Buddhism is not interested in handing us a guidebook to help us feel worthy, validated, and live happily ever after. It goes one step further by pointing out a way for us to transcend even the concepts of worthiness, validation, and happiness from the root.
Before encountering Buddhism, I didn’t know that I had a mind. Even now I still often forget. Most of the time when a thought arises, instead of hitting the pause button to observe what is happening in my mind, I voluntarily let it yank me around from one moment to another. To take back the control of mind from this unceasing flow of distractions, Buddhism prescribes mindfulness.

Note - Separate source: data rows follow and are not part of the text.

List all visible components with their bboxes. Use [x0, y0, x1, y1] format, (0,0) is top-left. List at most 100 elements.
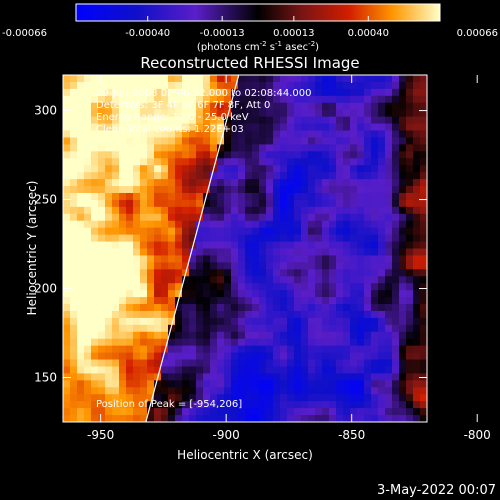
heatmap-cell [343, 387, 351, 395]
heatmap-cell [357, 359, 365, 368]
heatmap-cell [273, 88, 281, 97]
heatmap-cell [308, 262, 316, 270]
heatmap-cell [308, 290, 316, 298]
heatmap-cell [175, 123, 183, 132]
heatmap-cell [98, 109, 106, 118]
heatmap-cell [350, 116, 358, 125]
heatmap-cell [77, 75, 85, 83]
heatmap-cell [287, 290, 295, 298]
heatmap-cell [168, 234, 176, 243]
heatmap-cell [266, 241, 274, 250]
heatmap-cell [266, 123, 274, 132]
heatmap-cell [266, 415, 274, 422]
heatmap-cell [259, 109, 267, 118]
heatmap-cell [287, 95, 295, 104]
heatmap-cell [175, 269, 183, 277]
heatmap-cell [112, 304, 120, 312]
heatmap-cell [399, 116, 407, 125]
heatmap-cell [140, 373, 148, 381]
heatmap-cell [273, 276, 281, 284]
heatmap-cell [119, 186, 127, 194]
heatmap-cell [154, 248, 162, 257]
heatmap-cell [350, 310, 358, 319]
heatmap-cell [126, 130, 134, 139]
heatmap-cell [147, 95, 155, 104]
heatmap-cell [175, 213, 183, 222]
heatmap-cell [133, 255, 141, 263]
heatmap-cell [413, 130, 421, 139]
heatmap-cell [392, 102, 400, 111]
heatmap-cell [112, 241, 120, 250]
heatmap-cell [161, 137, 169, 145]
heatmap-cell [273, 151, 281, 159]
heatmap-cell [301, 394, 309, 402]
heatmap-cell [301, 130, 309, 139]
heatmap-cell [371, 192, 379, 201]
heatmap-cell [133, 102, 141, 111]
heatmap-cell [357, 116, 365, 125]
heatmap-cell [175, 304, 183, 312]
heatmap-cell [70, 380, 78, 388]
heatmap-cell [266, 283, 274, 291]
heatmap-cell [294, 144, 302, 152]
heatmap-cell [406, 88, 414, 97]
heatmap-cell [91, 165, 99, 173]
heatmap-cell [133, 95, 141, 104]
heatmap-cell [224, 109, 232, 118]
heatmap-cell [399, 234, 407, 243]
heatmap-cell [273, 102, 281, 111]
heatmap-cell [84, 269, 92, 277]
heatmap-cell [63, 109, 71, 118]
heatmap-cell [259, 394, 267, 402]
heatmap-cell [280, 283, 288, 291]
heatmap-cell [329, 206, 337, 215]
heatmap-cell [217, 408, 225, 416]
heatmap-cell [161, 102, 169, 111]
heatmap-cell [245, 116, 253, 125]
heatmap-cell [336, 130, 344, 139]
heatmap-cell [84, 102, 92, 111]
heatmap-cell [322, 269, 330, 277]
heatmap-cell [84, 172, 92, 180]
heatmap-cell [392, 137, 400, 145]
heatmap-cell [420, 401, 427, 409]
heatmap-cell [112, 262, 120, 270]
heatmap-cell [112, 290, 120, 298]
heatmap-cell [98, 151, 106, 159]
heatmap-cell [420, 276, 427, 284]
heatmap-cell [420, 359, 427, 368]
heatmap-cell [406, 137, 414, 145]
heatmap-cell [210, 248, 218, 257]
heatmap-cell [63, 394, 71, 402]
heatmap-cell [350, 283, 358, 291]
heatmap-cell [196, 359, 204, 368]
heatmap-cell [252, 95, 260, 104]
heatmap-cell [406, 116, 414, 125]
heatmap-cell [329, 116, 337, 125]
heatmap-cell [224, 255, 232, 263]
heatmap-cell [287, 338, 295, 347]
heatmap-cell [84, 359, 92, 368]
heatmap-cell [336, 324, 344, 333]
heatmap-cell [119, 359, 127, 368]
heatmap-cell [224, 401, 232, 409]
footer-date: 3-May-2022 00:07 [377, 483, 496, 498]
heatmap-cell [133, 366, 141, 375]
heatmap-cell [91, 81, 99, 90]
heatmap-cell [315, 206, 323, 215]
heatmap-cell [238, 241, 246, 250]
heatmap-cell [133, 317, 141, 326]
heatmap-cell [119, 380, 127, 388]
heatmap-cell [364, 241, 372, 250]
heatmap-cell [126, 310, 134, 319]
heatmap-cell [98, 179, 106, 187]
heatmap-cell [266, 151, 274, 159]
heatmap-cell [245, 158, 253, 166]
heatmap-cell [77, 206, 85, 215]
heatmap-cell [273, 241, 281, 250]
heatmap-cell [315, 130, 323, 139]
heatmap-cell [147, 387, 155, 395]
heatmap-cell [98, 331, 106, 340]
heatmap-cell [315, 387, 323, 395]
heatmap-cell [196, 186, 204, 194]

In the last decade, mindfulness meditation has become not just a trendy buzzword, but has also evolved into a billion-dollar industry. The long list of benefits mindfulness offers is nothing but eye-dazzling: relieve stress, lower blood pressure, improve sleep, enhance mental health, and many more. While all these benefits are great, from the Buddhist perspective, they are only bonuses. One main reason why Buddhists practice meditation is to create a momentary gap so that we can short circuit the mindless, habitual reactions and see the reality as it is — fully without any prejudice or fabrication. The mechanism is nothing exotic or mystic. Most importantly, with practice, we can all do it.
For example, we may wake up one morning feeling cheerful, and ten minutes later, we accidentally pour too much milk in our morning coffee. Before the tinge of annoyance arises and plants the seed for full-blown anger, we simply note the rise of this annoyance. We don’t entangle with it, don’t judge it, and don’t suppress it. As the Zen teacher Shunryu Suzuki would say, “Leave your front door and your back door open. Allow your thoughts to come and go. Just don’t serve them tea.”
Through meditation, we learn to see that all thoughts and emotions are essentially projections of our mind, without labelling them good or bad. We realize that these projections don’t necessarily bind us; it’s the attachment to these projections that bind us. As we deepen our practice, our fixations are revealed and our obsessions undo themselves like a snake uncoiling. Eventually, we can go beyond all our references, judgments, and mind games. That is what Buddhism calls enlightenment — no halo, nothing woo-woo. We simply wake up from our delusions and see the truth as it is.
Though the concept of enlightenment may seem unfathomable, through practice we can all discover the enlightened state that has always been within us. Buddhism tells us that all sentient beings have this innate wisdom called buddhanature. We all have the potential to be a buddha. The only difference between us and the Buddha is just that we have not realized it yet.
Now, when I take my seat in front of the same Buddha statue I did ten years ago, I understand that the whole design of Buddhism was never meant to answer my question What is the purpose of life? Instead, Buddhism tackles an even bigger question, What is life?